🌱 AI RoI and Adoption Measures

What measures can be used for RoI of AI? The article Why Utah Uses More AI Than California? (Why Utah Uses More AI Than California?) makes some attempt (unsuccessfully, I would argue) to identify some ways of measuring it:

Enterprise ROI
– Claim: 95% of organisations see zero measurable ROI from GenAI despite $30–40B investment.
– Source: MIT report, The GenAI Divide: State of AI in Business 2025.

Consumer monetisation
– Claim: Only ~3% of consumer AI users pay; for ChatGPT specifically 2–5%.
– Source: OpenAI usage data (Sept 2025) and Menlo Ventures survey (2025).

Work v personal use
– Claim: ChatGPT usage has moved from ~50/50 work–personal in June 2024 to ~70% personal in Sept 2025.
– Source: OpenAI usage report (2025).

Augmentation vs automation
– Claim: Wealthier countries lean toward augmentation over automation.
– Source: Anthropic AI Usage Index (2025).
– Interpretation (author’s): this shows “delegation failed.”

"Productive use" vs “comfort use”
– Claim: Growth area is “expressing” (emotional/sounding board use) vs “asking” or “doing.”
– Source: OpenAI usage report (2025).
– Interpretation (author’s): this is non-productive use.

My thoughts on this article:

Blurring consumer and enterprise evidence
– The article collapses two distinct issues: enterprise ROI (MIT) and consumer willingness-to-pay (OpenAI, Menlo).
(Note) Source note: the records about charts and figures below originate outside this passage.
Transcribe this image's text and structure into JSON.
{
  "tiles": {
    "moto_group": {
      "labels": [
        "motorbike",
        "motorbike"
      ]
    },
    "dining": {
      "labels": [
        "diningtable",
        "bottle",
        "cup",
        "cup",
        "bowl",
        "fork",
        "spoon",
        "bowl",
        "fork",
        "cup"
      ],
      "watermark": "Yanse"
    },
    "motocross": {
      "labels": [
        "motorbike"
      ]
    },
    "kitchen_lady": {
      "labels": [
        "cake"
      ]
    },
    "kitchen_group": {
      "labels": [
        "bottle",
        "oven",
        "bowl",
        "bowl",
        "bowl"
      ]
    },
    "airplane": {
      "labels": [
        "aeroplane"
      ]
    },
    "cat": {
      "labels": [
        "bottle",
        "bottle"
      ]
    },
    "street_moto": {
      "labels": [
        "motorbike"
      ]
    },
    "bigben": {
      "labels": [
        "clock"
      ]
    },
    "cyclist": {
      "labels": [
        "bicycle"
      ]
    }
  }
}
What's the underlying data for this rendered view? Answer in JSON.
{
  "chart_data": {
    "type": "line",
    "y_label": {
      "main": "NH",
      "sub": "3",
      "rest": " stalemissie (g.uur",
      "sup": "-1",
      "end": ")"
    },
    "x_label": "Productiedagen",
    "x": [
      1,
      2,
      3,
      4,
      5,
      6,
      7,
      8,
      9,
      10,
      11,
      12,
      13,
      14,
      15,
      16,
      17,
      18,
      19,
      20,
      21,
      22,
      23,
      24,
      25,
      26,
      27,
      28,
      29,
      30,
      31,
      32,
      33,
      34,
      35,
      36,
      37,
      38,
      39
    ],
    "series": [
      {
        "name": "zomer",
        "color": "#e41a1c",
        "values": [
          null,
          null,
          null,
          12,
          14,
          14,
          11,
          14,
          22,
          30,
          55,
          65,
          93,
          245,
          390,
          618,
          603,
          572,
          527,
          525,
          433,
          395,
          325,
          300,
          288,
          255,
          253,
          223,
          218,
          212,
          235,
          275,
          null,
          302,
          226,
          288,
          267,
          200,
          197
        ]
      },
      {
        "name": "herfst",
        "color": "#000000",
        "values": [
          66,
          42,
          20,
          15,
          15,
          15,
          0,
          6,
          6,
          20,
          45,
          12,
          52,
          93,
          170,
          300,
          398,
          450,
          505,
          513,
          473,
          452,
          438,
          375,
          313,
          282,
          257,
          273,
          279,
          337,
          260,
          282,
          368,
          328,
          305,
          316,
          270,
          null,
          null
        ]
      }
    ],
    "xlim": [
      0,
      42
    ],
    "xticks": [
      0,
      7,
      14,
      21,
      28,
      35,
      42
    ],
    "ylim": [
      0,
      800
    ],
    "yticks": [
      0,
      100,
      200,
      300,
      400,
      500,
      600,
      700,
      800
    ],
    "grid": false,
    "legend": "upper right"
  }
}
They are different dynamics and should be analysed separately.

Misattributed motivation
– Author wrongly applies organisational motivation (economic output) to individuals. Employees adopt AI for ease of use, relief from effort, or job interest; organisations adopt AI for measurable output gains.

Expressing as productivity
– Article dismisses expressive use (e.g. "I am feeling overwhelmed with my work tasks, help me order my thoughts") as “comfort use” rather than "productive use". I would argue that augmented cognition (clarifying thinking, reducing overwhelm) is a legitimate productivity gain, though not yet captured in ROI frameworks.

Narrative vs data
– The “delegation failed” line is not from Anthropic, but the author’s gloss. Other explanations exist (labour costs, skills, incentives in different economies).

Lack of a framework
– None of the sources provide a coherent framework for measuring AI ROI. The article inherits this weakness, critiquing without offering structured alternatives.